The first column, ID, contains the ID number of the school a student belongs to. This is followed by all student level information and all school level information for the school in question. Here we are looking at data from school with ID = 1224. School level information for this school, for example the information on SECTOR and MEANSES, are appended to the record for each student in the school. It is easy to see that while student level variables such as MATHACH changes from student to student, values for school level variables such as MEANSES stays the same over all students within the school.

Specifying the data starts with identifying the ID variable(s). For a two-level model, only a level-2 ID is required. This variable must be indicated first before any other variable selection can take place. For a three-level model, an ID for both level-2 and level-3 must be specified. The level-3 ID can be specified once the level-2 ID has been specified.

If a level-1 weight is to be specified, this should be done next by checking the check box in the Weight1 field under the weighting variable’s column. Note that for an HLM model, up to three weights (one at each level) may be used. For GLIM models, weighting is only available at level-1.

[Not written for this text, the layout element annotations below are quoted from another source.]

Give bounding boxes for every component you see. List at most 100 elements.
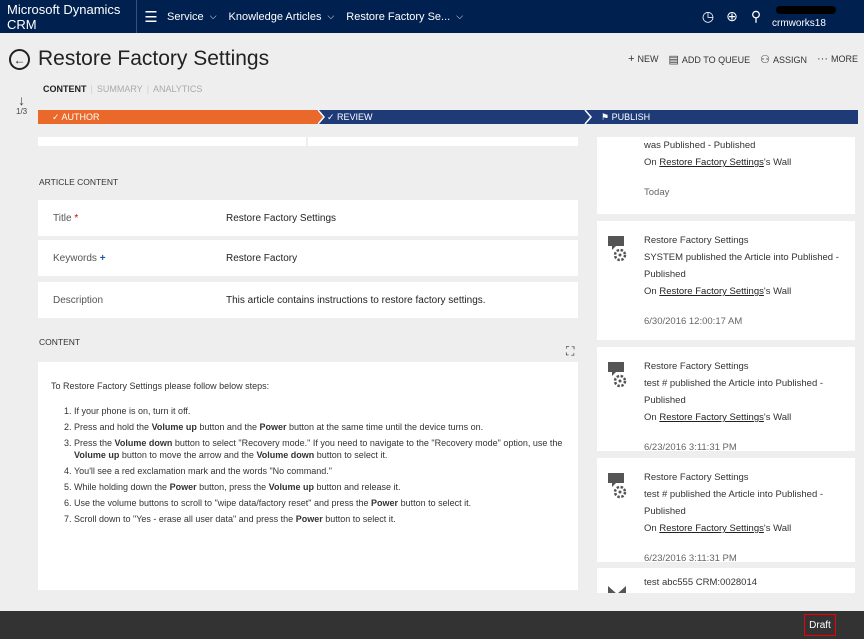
on-text: On bbox=[644, 157, 657, 168]
plus-circle-icon[interactable]: ⊕ bbox=[720, 8, 744, 25]
command-bar: + NEW ▤ ADD TO QUEUE ⚇ ASSIGN ··· MORE bbox=[628, 53, 858, 66]
wall-post-on: On Restore Factory Settings's Wall bbox=[644, 154, 852, 171]
stage-review[interactable]: ✓ REVIEW bbox=[327, 110, 373, 124]
record-pager[interactable]: ↓ 1/3 bbox=[16, 93, 27, 116]
wall-post-text: test # published the Article into Publis… bbox=[644, 489, 824, 517]
queue-icon: ▤ bbox=[668, 54, 679, 66]
nav-service-label: Service bbox=[167, 10, 204, 23]
content-step: You'll see a red exclamation mark and th… bbox=[74, 465, 578, 477]
wall-post-first: was Published - Published On Restore Fac… bbox=[597, 137, 855, 214]
stage-chevron bbox=[584, 110, 592, 124]
wall-post-timestamp: 6/23/2016 3:11:31 PM bbox=[644, 442, 737, 453]
step-text: button and release it. bbox=[313, 482, 401, 492]
add-to-queue-button[interactable]: ▤ ADD TO QUEUE bbox=[669, 53, 751, 66]
stage-publish-label: PUBLISH bbox=[611, 112, 651, 122]
wall-record-link[interactable]: Restore Factory Settings bbox=[659, 157, 764, 168]
description-value[interactable]: This article contains instructions to re… bbox=[226, 295, 486, 306]
wall-suffix: 's Wall bbox=[763, 412, 792, 423]
nav-service[interactable]: Service ⌵ bbox=[165, 0, 227, 33]
description-field[interactable]: Description This article contains instru… bbox=[38, 282, 578, 318]
stage-author[interactable]: ✓ AUTHOR bbox=[38, 110, 311, 124]
step-text: button to move the arrow and the bbox=[119, 450, 257, 460]
step-text: button to select it. bbox=[314, 450, 388, 460]
wall-post-text: was Published - Published bbox=[644, 140, 756, 151]
wall-post: Restore Factory Settings test # published… bbox=[597, 347, 855, 453]
step-bold-text: Volume up bbox=[151, 422, 197, 432]
content-step: Scroll down to "Yes - erase all user dat… bbox=[74, 513, 578, 525]
expand-icon[interactable]: ⛶ bbox=[566, 344, 574, 359]
wall-post-title[interactable]: Restore Factory Settings bbox=[644, 469, 852, 486]
wall-record-link[interactable]: Restore Factory Settings bbox=[659, 523, 764, 534]
search-icon[interactable]: ⚲ bbox=[744, 8, 768, 25]
summary-card-strip bbox=[38, 137, 578, 146]
wall-suffix: 's Wall bbox=[763, 286, 792, 297]
wall-post-body: Restore Factory Settings test # published… bbox=[644, 358, 852, 456]
more-label: MORE bbox=[831, 54, 858, 64]
wall-post-timestamp: 6/30/2016 12:00:17 AM bbox=[644, 316, 743, 327]
content-editor[interactable]: To Restore Factory Settings please follo… bbox=[38, 362, 578, 590]
tab-content[interactable]: CONTENT bbox=[43, 84, 87, 94]
wall-post-title[interactable]: Restore Factory Settings bbox=[644, 358, 852, 375]
step-text: button at the same time until the device… bbox=[286, 422, 484, 432]
tab-analytics[interactable]: ANALYTICS bbox=[153, 84, 202, 94]
required-icon: * bbox=[74, 212, 79, 224]
nav-record-label: Restore Factory Se... bbox=[346, 10, 451, 23]
check-icon: ✓ bbox=[52, 112, 62, 122]
plus-icon: + bbox=[628, 53, 635, 65]
wall-post: Restore Factory Settings SYSTEM published… bbox=[597, 221, 855, 340]
down-arrow-icon[interactable]: ↓ bbox=[16, 93, 27, 107]
add-to-queue-label: ADD TO QUEUE bbox=[681, 55, 751, 65]
step-bold-text: Power bbox=[259, 422, 287, 432]
card-divider bbox=[306, 137, 308, 146]
title-field[interactable]: Title * Restore Factory Settings bbox=[38, 200, 578, 236]
wall-record-link[interactable]: Restore Factory Settings bbox=[659, 412, 764, 423]
recommended-icon: + bbox=[99, 252, 106, 264]
wall-suffix: 's Wall bbox=[763, 523, 792, 534]
assign-button[interactable]: ⚇ ASSIGN bbox=[760, 53, 807, 66]
keywords-value[interactable]: Restore Factory bbox=[226, 253, 297, 264]
nav-knowledge-articles[interactable]: Knowledge Articles ⌵ bbox=[227, 0, 345, 33]
post-settings-icon bbox=[608, 236, 627, 262]
content-step: Use the volume buttons to scroll to "wip… bbox=[74, 497, 578, 509]
step-text: button, press the bbox=[196, 482, 269, 492]
activity-wall[interactable]: was Published - Published On Restore Fac… bbox=[597, 137, 855, 593]
wall-post-on: On Restore Factory Settings's Wall bbox=[644, 283, 852, 300]
user-menu[interactable]: crmworks18 bbox=[768, 0, 864, 33]
back-arrow-icon[interactable]: ← bbox=[9, 49, 30, 70]
wall-post-body: was Published - Published On Restore Fac… bbox=[644, 137, 852, 201]
chevron-down-icon[interactable]: ⌵ bbox=[321, 11, 340, 22]
nav-current-record[interactable]: Restore Factory Se... ⌵ bbox=[344, 0, 473, 33]
title-value[interactable]: Restore Factory Settings bbox=[226, 213, 336, 224]
wall-post-title[interactable]: Restore Factory Settings bbox=[644, 232, 852, 249]
assign-icon: ⚇ bbox=[760, 54, 770, 66]
step-text: Press and hold the bbox=[74, 422, 152, 432]
new-button[interactable]: + NEW bbox=[628, 53, 658, 66]
wall-post-last-text: test abc555 CRM:0028014 bbox=[644, 577, 758, 588]
stage-review-label: REVIEW bbox=[337, 112, 373, 122]
new-label: NEW bbox=[637, 54, 659, 64]
wall-post-on: On Restore Factory Settings's Wall bbox=[644, 409, 852, 426]
content-heading: CONTENT bbox=[39, 337, 81, 347]
wall-record-link[interactable]: Restore Factory Settings bbox=[659, 286, 764, 297]
tab-summary[interactable]: SUMMARY bbox=[97, 84, 143, 94]
wall-post-on: On Restore Factory Settings's Wall bbox=[644, 520, 852, 537]
step-text: While holding down the bbox=[74, 482, 170, 492]
chevron-down-icon[interactable]: ⌵ bbox=[204, 11, 223, 22]
wall-post-body: Restore Factory Settings SYSTEM published… bbox=[644, 232, 852, 330]
brand-name[interactable]: Microsoft Dynamics CRM bbox=[0, 2, 136, 32]
status-footer bbox=[0, 611, 864, 639]
keywords-label: Keywords + bbox=[38, 253, 226, 264]
step-bold-text: Volume down bbox=[256, 450, 315, 460]
title-label-text: Title bbox=[53, 212, 72, 224]
hamburger-icon[interactable]: ☰ bbox=[137, 8, 165, 26]
on-text: On bbox=[644, 412, 657, 423]
chevron-down-icon[interactable]: ⌵ bbox=[450, 11, 469, 22]
keywords-field[interactable]: Keywords + Restore Factory bbox=[38, 240, 578, 276]
clock-icon[interactable]: ◷ bbox=[696, 8, 720, 25]
title-label: Title * bbox=[38, 213, 226, 224]
tab-divider: | bbox=[146, 84, 150, 94]
more-button[interactable]: ··· MORE bbox=[817, 53, 858, 66]
stage-publish[interactable]: ⚑ PUBLISH bbox=[601, 110, 650, 124]
step-text: Use the volume buttons to scroll to "wip… bbox=[74, 498, 372, 508]
check-icon: ✓ bbox=[327, 112, 338, 122]
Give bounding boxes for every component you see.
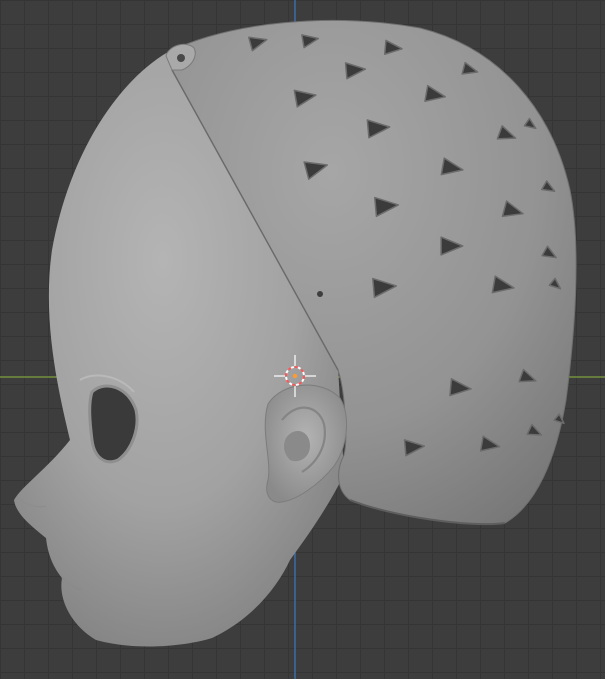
viewport-scene[interactable] xyxy=(0,0,605,679)
3d-viewport[interactable] xyxy=(0,0,605,679)
pin-hole xyxy=(317,291,323,297)
mounting-hole xyxy=(177,54,185,62)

The outcome and predictor variables are specified next. To select a variable, use the check boxes in the Variable field(s) to select outcome and potential predictor variables. Here is an example of variables selected for a two-level model based on the well-known HS&B data:

We know that MINORITY, FEMALE, SES and MATHACH are student (level-1) variables, and SIZE, SECTOR, PRACAD and MEANSES are school (level-2) characteristics. Click the Update button to request the program to perform allocation of the selected variables to the appropriate levels. Once Update has been clicked, the second table changes to

Variables have now been allocated to the levels. Should a change be required, make the necessary changes, and click the Update button again. Should you want to request the program to reallocate the level assignments to the original allocation as made by the program, click the Reallocate Levels button to return this table to its original state.

Selecting variables for a three-level model is done in the same way.

Using weights

For analyses run with adaptive quadrature estimation, that is all the models with the exception of Normal (HLM) distribution type, a single level-1 weight may be used. When running a Normal (HLM) outcome type, three weights (one at each level) may be specified.

What to do if variables are assigned incorrectly to levels

Once variables are selected on the Data page, clicking the Update button prompts the program to automatically determine the appropriate level of the hierarchy each variable is associated with. Sometimes, however, problems can occur. To illustrate, consider the following example, based on the well-known HS&B data, in which students are nested with schools and we have information on the mean socio-economic status of each school represented by the variable MEANSES.

In this case, the program assigned the variable MEANSES to level-1. This is surely incorrect, as we know it to be a school rather than a student characteristic, representing the mean SES of a school.

Inspection of the data in the first table for this variable shows that, instead of having the same value for MEANSES for all students within school with ID 1224, the data for the second student (second record) shows a value of 0. This means that the values of this variable change within a school over students, and do not remain constant for all students within the school as a true level-2 variable should. This is most likely a data entry error and the best solution would be to clean the data and inspect it for similar problems with other variables.

However, the program does allow the user to override program allocation without editing the data. If a user wishes to proceed regardless, the level-1 check box for MEANSES can be unchecked and the level-2 check box can be checked instead. Clicking the Update button again will retain this modification. In effect, the program respects the user’s opinion.

Should the user prefer the program’s allocation at a later stage, clicking Reallocate Levels will reset the level allocation to the initial automatic allocation performed by the program.